Tuesday, August 2, 2011

Ready for takeoff!

Picture from Pts.org
I wish it were as easy as taking a class and in turn I become a profound and impactful leader. The cynic in me said that it can’t be done. I suppose that’s why the professors use case studies throughout this program. So that we learn of the trials and tribulations and successes of those before us so that we consciously prevent the bad and persuasively create the good. I can only now, after the Columbia Mission case, expect to look back on that failed mission and think of the tools that it taught me that will last a lifetime. The scenario (minus the spaceship) relates so clearly to my everyday life in the Auto Industry. After all, when I think on the series of events, the over extension of expectations, the pressure to do everything to perfection, and the number of personalities involved in this project… is it not indicative of what most of us face daily in the workforce?

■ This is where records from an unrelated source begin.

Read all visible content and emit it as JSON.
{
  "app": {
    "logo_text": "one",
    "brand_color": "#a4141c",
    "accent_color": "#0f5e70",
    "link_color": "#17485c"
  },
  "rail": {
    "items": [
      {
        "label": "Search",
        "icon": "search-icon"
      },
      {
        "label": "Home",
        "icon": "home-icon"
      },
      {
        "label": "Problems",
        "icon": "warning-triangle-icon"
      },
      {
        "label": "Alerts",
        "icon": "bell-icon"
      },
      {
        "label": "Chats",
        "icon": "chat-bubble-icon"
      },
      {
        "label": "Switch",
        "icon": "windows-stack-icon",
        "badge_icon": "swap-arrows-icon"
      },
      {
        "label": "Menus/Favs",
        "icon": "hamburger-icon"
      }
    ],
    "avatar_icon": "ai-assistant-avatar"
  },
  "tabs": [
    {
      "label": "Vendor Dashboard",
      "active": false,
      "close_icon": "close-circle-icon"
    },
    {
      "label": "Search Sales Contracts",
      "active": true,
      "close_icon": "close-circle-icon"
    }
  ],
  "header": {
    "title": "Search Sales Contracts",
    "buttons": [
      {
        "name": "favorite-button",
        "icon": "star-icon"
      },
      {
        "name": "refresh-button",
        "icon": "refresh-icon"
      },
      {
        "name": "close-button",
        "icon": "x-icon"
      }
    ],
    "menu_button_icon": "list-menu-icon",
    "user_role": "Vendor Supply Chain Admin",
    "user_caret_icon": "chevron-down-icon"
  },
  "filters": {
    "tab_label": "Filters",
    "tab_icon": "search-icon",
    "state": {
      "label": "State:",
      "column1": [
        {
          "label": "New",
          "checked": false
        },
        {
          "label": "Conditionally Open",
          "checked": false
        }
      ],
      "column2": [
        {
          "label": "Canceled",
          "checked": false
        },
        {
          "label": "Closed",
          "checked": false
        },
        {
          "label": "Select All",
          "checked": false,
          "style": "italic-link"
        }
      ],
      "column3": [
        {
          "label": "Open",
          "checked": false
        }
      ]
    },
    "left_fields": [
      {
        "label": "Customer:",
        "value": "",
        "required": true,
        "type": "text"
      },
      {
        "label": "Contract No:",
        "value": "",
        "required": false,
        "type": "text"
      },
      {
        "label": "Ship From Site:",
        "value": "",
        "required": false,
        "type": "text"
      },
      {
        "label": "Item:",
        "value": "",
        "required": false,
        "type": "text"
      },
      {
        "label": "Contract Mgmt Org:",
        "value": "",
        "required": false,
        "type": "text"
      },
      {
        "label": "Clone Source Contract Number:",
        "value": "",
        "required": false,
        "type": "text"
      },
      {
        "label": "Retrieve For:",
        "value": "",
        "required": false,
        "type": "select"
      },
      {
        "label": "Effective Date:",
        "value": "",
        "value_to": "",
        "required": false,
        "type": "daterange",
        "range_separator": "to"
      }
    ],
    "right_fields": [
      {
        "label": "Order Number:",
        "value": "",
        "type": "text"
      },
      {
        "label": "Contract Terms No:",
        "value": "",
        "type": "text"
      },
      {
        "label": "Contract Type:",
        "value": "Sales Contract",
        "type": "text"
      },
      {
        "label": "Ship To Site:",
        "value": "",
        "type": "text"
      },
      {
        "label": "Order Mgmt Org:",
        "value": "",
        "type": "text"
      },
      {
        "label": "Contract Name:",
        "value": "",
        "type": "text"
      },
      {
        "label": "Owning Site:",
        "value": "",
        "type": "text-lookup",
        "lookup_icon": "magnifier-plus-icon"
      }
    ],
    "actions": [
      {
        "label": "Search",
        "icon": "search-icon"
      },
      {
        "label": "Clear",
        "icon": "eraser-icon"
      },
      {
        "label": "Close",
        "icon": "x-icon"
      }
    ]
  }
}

Weren't there a number of situations in those eight days between takeoff and the failed return that reminded you of your everyday work life? There was for me. The worst part is we all sat in class scrupulously replicating NASA’s efforts – we were all trying to decide who was at fault for the Columbia mission – scrutinizing the each individual’s every move. As this was happening I sat listening and pondered what my best analysis was. The more I thought about it, I flip-flopped back and forth between the engineer’s faults then the project managers faults, then the managers faults, then back again… Then it hit me. I couldn't choose for a very good reason. I could empathize with all of them. I've been in each of their shoes (figuratively, of course). I've been the engineer who wanted to say something, but didn't because I thought it best to leave it to those higher up in rank. I've been the project leader who was trying to get through the long list of items on her to-do list in prospect that quantity might overshadow quality or thoroughness at the end of the day. I have been the leader that was too busy in her own affairs to truly understand the impact of the information being given to her.  My point is that we, as a class, can sit around evaluate for hours. I can also sit back and reflect on a number of things that I've done wrong in my career. But what value does that add to any of our lives? The true tragedy here is learning of this story and not taking away the lesson that our Professor so eloquently taught. The lesson here is to remember this story as we move forward and use it to our advantage. The next time you are rushing through your day instead of trying to be effective; stop yourself and redirect your intentions. Seek to understand others. Learn to speak up and don’t stop trying until you know you've been explicit. Ask questions instead of giving answers. This last one is my favorite lesson from the Columbia Mission case.

On the brighter side, another case we studied in class taught us the wholehearted instincts of a coach who influenced his team in the most positive way. The Army team case was an exemplary story of a coach who took a struggling rowing team and made them into champions. Who would have thought forcing a rowing team to wrestle out their hostility towards each other would break their tension and lead the team on a path to the top? Brilliant! I must admit I had a completely different solution from what the coach decided to do.

What kind of leader will I be? I suppose that’s the story to be told. Trial and error has always been and will always be my mainstay. But I say, ‘bring it on’! I’ll be all the more prepared now that I've completed 604.